Revisionist, socially conscious westerns from the 1960s tend to show their age, and I was expecting to be disappointed by this one. But this film holds up pretty well, even though it starts out with a couple strikes against it.
While two of its central characters are Native Americans, the leads in the cast are all white actors, including Katharine Ross who plays a young Indian woman. You also expect the unfortunate events in Robert Blake’s later life to affect his presence on screen. Actually, neither poses much of a problem.
Plot. It is 1909; the setting is Riverside County in the deserts east of Los Angeles. Blake plays a Paiute Indian who kills the father of Ross’s character, when the man interrupts a lovers’ tryst and is intent on shooting Blake. Robert Redford is the local sheriff drawn unwillingly into the manhunt that follows. It is Indian business so far as he’s concerned, and he eventually leaves the posse of white men who are on Blake and Ross’s trail.
Though traveling on foot, the two fugitives manage to outpace and outwit their pursuers. When Blake shoots all of the posse’s horses and one of the men is gravely wounded, Redford rejoins the effort to find Blake.
He discovers the body of Ross, who lies shot to death with a pistol beside her, and it’s unclear whether her death was at the hand of Blake or a suicide. Working alone, Redford finally finds Blake and kills him in what appears to be self-defense. Soon he learns that Blake’s rifle was not loaded.
|Joshua Tree National Park, 1917
Themes. So the movie is something of a downer. Its message is about Indians caught between two worlds, their traditional one and that of the white man. Blake dresses like a cowhand, and could pass for one, but he’s an object of contempt because of his race. A product of an Indian school, Ross is torn between her love for Blake and her willingness to adapt to a white world.
Redford’s character is a man of uncertain identity himself. He’s coolly intelligent and is able to second-guess the man the posse is following, but he’s more involved in a stormy love affair he’s got going with Susan Clark. She’s a well-educated doctor who works on the reservation. Problem is, the only interest they have in common is sex. The rest of the time they fight. We don’t much like either of them.
The point of the film seems to be that the Indians are doomed, though the whites who dominate them are far from being more intelligent, humane, or deserving. They are simply better armed and outnumber them. One white character (Robert Lipton) has befriended Blake and pleads with the others not to treat him like a criminal. But his is only one small voice.
|Joshua Tree National Park, 1917
In a side-plot, President Taft makes a visit to Riverside, where a special chair is prepared for him to sit on at the Mission Inn. There’s a loony discussion among the men and Taft’s security detail about keeping him from being shot like President McKinley eight years before.
The film followed the Kennedy assassination by only six years. A contemporary audience would probably have understood the scene a little differently, but even 40-some years later, the men seem simply self-serving and callous. In fact, it’s a whirlwind visit, and we never get to meet Taft.

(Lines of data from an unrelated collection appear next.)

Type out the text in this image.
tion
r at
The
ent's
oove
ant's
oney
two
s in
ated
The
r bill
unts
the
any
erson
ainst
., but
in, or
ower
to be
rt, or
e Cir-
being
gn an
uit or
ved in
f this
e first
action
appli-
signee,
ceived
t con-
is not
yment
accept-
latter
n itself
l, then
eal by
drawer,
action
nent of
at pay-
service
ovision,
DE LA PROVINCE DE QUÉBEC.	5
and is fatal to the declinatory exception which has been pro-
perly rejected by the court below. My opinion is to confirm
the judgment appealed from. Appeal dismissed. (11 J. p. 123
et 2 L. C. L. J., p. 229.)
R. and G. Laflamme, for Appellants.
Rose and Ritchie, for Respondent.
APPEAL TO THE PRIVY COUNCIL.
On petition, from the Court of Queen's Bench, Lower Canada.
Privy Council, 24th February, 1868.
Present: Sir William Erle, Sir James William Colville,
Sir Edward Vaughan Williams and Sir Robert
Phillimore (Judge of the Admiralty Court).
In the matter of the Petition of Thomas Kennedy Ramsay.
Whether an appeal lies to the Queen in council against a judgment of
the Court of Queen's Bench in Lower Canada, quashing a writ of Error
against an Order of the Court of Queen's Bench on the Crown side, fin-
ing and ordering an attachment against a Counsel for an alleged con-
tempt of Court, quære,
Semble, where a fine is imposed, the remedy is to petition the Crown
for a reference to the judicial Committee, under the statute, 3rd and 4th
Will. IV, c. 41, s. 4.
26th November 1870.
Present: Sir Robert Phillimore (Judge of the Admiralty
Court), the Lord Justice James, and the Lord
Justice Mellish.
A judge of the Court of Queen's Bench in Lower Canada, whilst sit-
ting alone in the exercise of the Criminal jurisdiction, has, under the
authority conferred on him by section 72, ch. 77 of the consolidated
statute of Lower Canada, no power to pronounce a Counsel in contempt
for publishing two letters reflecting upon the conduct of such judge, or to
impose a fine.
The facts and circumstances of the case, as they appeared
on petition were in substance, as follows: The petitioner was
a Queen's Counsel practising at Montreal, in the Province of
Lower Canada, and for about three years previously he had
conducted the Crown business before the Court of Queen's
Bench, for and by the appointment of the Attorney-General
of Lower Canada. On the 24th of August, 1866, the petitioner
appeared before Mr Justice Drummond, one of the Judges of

Performances. Robert Redford is his handsome self, with that intelligent, sly smile that occasionally reveals a few teeth, and he looks good on a horse. It’s pleasant to see his youthful face (he was only 33 at the time). Hard to tell how he was directed, but there is an opaqueness sometimes in his performance that makes him seem perplexed about the character he’s playing.
Blake had been in front of movie cameras since his boyhood, as one of the Little Rascals. He fully inhabits his character as Willie Boy and has a smoldering physicality in the early scenes that anticipates the rest of the film, where he is often on the run. Ross, to her credit, plays her role straight, and we forget her very different Etta Place in Butch Cassidy and the Sundance Kid, which was released in the same year as this one.
Wrapping up. The film was based on Harry Lawton’s book Willie Boy: A Desert Manhunt (1960). Lawton came across the story while working as a reporter for the Riverside, California Press-Enterprise, and spent three years doing research. He helped found the Malki Press, a publisher of books about Native Americans in California. His book was adapted to the screen by the film’s director, Abraham Polonsky.
The film benefits from being shot in the locale where the events the story is based on actually took place. The references are to actual locations: Whitewater, Banning, Twenty-Nine Palms, and the Morongo Reservation (site of a big, flashy casino now). Film was shot in some of these places, as well as Joshua Tree National Park.
Much of the strength of the film is its color, wide-screen cinematography, provided by Conrad Hall. His extensive Hollywood career included In Cold Blood (1967), Cool Hand Luke (1967), Butch Cassidy and the Sundance Kid (1969), and American Beauty (1999). Prolific composer for film and TV, Dave Grusin provides a contemporary soundtrack that is not “western” but underscores the action subtly and without intrusion.